Hoofbeats echoed so close that Marie-Josèphe feared to look back; she urged Zachi on. Chartres, the lightest of the three men, grasped the hem of Marie-Josèphe’s habit and nearly unseated her, but she tightened her right leg around the saddle-crook and shouted for Zachi to run, to flee.

Zachi ran, joyous and sure-footed, skimming over the path, outdistancing the larger horses. The hoofbeats and snorts fell behind. The laughter of the pursuers turned to irritation, then to anger. Marie-Josèphe leaned as close to Zachi’s neck as the sidesaddle allowed.

Zachi outdistanced the horses, the riders, the clamor of the hunt. Marie-Josèphe rode alone. She sat back; Zachi slowed her headlong run. The mare cantered, then trotted, then walked, along the main branch of a tangle of manicured trails, flicking her ears as Marie-Josèphe spoke.

“No horse can outdistance you,” Marie-Josèphe said. “No horse can even keep up with you. You are magnificent, and when I must return you, I’ll grieve, but I could never afford to keep you as Count Lucien can—as you deserve.”

As if she had summoned him by speaking his name, Count Lucien appeared from a side trail.

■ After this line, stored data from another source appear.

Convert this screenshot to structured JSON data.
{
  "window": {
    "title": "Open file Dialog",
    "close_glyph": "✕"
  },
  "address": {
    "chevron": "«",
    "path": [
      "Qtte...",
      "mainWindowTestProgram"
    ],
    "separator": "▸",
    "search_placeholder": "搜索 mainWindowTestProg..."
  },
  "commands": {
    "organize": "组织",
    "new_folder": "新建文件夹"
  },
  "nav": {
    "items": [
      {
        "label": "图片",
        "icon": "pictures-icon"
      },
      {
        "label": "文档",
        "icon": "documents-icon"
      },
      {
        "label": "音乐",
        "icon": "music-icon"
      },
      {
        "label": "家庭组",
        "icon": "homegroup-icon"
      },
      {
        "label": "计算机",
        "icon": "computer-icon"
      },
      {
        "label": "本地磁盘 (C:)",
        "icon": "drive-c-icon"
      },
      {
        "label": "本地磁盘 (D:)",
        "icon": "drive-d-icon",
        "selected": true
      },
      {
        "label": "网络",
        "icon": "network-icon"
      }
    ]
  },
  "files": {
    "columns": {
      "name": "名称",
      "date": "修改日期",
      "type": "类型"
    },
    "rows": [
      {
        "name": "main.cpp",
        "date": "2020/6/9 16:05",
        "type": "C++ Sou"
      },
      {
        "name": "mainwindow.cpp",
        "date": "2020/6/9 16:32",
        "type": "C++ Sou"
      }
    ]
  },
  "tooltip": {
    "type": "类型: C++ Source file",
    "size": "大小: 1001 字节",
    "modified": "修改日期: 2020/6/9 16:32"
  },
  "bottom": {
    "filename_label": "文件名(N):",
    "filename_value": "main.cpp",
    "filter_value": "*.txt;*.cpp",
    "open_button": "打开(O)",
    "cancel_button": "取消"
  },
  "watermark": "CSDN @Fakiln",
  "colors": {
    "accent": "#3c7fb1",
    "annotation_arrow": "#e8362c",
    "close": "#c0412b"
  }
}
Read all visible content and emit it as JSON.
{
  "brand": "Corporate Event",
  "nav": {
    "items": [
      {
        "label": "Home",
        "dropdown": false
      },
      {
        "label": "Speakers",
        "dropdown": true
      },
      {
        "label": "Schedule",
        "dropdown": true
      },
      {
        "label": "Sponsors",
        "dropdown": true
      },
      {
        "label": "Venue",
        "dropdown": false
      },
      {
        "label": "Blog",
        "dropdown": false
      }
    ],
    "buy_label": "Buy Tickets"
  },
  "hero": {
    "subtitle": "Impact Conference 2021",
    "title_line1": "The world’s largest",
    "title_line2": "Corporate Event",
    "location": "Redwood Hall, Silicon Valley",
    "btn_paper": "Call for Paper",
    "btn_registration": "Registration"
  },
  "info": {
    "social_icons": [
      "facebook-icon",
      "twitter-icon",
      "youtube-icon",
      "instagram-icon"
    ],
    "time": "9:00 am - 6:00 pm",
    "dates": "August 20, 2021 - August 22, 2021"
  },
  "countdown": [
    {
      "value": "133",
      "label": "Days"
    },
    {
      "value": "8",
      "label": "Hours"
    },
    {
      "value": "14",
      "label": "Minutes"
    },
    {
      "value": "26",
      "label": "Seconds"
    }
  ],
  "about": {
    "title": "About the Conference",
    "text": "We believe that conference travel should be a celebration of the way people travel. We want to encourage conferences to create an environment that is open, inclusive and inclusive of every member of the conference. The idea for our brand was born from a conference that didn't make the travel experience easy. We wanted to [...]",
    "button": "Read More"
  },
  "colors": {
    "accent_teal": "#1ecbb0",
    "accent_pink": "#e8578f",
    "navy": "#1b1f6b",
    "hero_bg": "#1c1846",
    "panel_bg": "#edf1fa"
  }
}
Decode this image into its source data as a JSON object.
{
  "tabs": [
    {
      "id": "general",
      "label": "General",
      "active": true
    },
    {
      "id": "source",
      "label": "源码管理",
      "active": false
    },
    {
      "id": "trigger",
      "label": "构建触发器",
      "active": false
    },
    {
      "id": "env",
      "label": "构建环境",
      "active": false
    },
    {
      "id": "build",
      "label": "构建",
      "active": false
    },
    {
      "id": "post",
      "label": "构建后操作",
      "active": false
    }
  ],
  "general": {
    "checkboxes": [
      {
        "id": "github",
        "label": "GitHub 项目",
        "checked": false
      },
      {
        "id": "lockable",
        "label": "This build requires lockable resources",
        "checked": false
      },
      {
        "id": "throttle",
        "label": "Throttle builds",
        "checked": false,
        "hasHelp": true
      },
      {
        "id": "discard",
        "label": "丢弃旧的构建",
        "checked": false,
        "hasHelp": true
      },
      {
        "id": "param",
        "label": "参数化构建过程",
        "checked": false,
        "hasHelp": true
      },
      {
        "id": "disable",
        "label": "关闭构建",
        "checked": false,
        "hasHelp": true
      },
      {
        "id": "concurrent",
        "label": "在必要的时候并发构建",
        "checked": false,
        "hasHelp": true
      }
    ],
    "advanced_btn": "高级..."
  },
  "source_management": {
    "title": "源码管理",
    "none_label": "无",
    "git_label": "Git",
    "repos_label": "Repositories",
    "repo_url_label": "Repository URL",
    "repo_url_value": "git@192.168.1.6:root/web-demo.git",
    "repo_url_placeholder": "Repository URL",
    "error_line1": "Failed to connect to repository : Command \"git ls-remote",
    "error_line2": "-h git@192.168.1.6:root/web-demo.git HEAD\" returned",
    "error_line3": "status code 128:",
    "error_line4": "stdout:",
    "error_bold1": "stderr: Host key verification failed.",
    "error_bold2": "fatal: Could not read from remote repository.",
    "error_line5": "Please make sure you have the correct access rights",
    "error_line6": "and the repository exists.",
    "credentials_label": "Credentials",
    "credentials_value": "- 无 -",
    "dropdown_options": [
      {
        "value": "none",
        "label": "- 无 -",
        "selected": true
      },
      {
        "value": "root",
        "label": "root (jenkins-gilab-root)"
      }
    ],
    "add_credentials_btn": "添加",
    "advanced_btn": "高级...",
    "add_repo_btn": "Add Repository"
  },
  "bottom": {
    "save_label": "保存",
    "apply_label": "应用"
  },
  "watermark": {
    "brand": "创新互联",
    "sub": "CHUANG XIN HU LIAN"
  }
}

“If you continue this habit of speaking to animals, Mlle de la Croix,” Count Lucien said, “you’ll earn a reputation you won’t enjoy.”

Zelis stopped before Zachi; the two mares blew into each other’s nostrils. Marie-Josèphe fantasied that they told each other what had happened, and Count Lucien understood them.

“A reputation as a witch might aid me now,” she said. “I beg your pardon, of course I didn’t mean that.”

“You’re missing His Majesty’s hunt.”

“As are you.”

“I took a brace of grouse; I don’t eat as much as some men.”

Marie-Josèphe’s outrage boiled over. “Those wretched boys!” she cried. “That wretched Lorraine!” Her hair hung wild around her face; her lace was ruined; her left arm ached fiercely. She bunched up her hair in her uninjured right hand; she dropped it; she fumbled at her torn cravat. She burst into tears of anger and frustration.

Humiliated, she turned away from Count Lucien.

“What you must think of me!” she said. “You see me only when I’m begging for your help, or crying like a child, or making a fool of myself—”

“Hardly that.” He rode closer. “Hold still.”

She shivered at his touch, thinking, wildly, Chartres pursued me but Chrétien caught me, they both believe I—

“I am a dangerous man, but you’ll never be in danger from me. Be easy.” Count Lucien’s voice gentled her.

He tied her hair back with his own ribbon, letting his chestnut perruke fall free around his shoulders.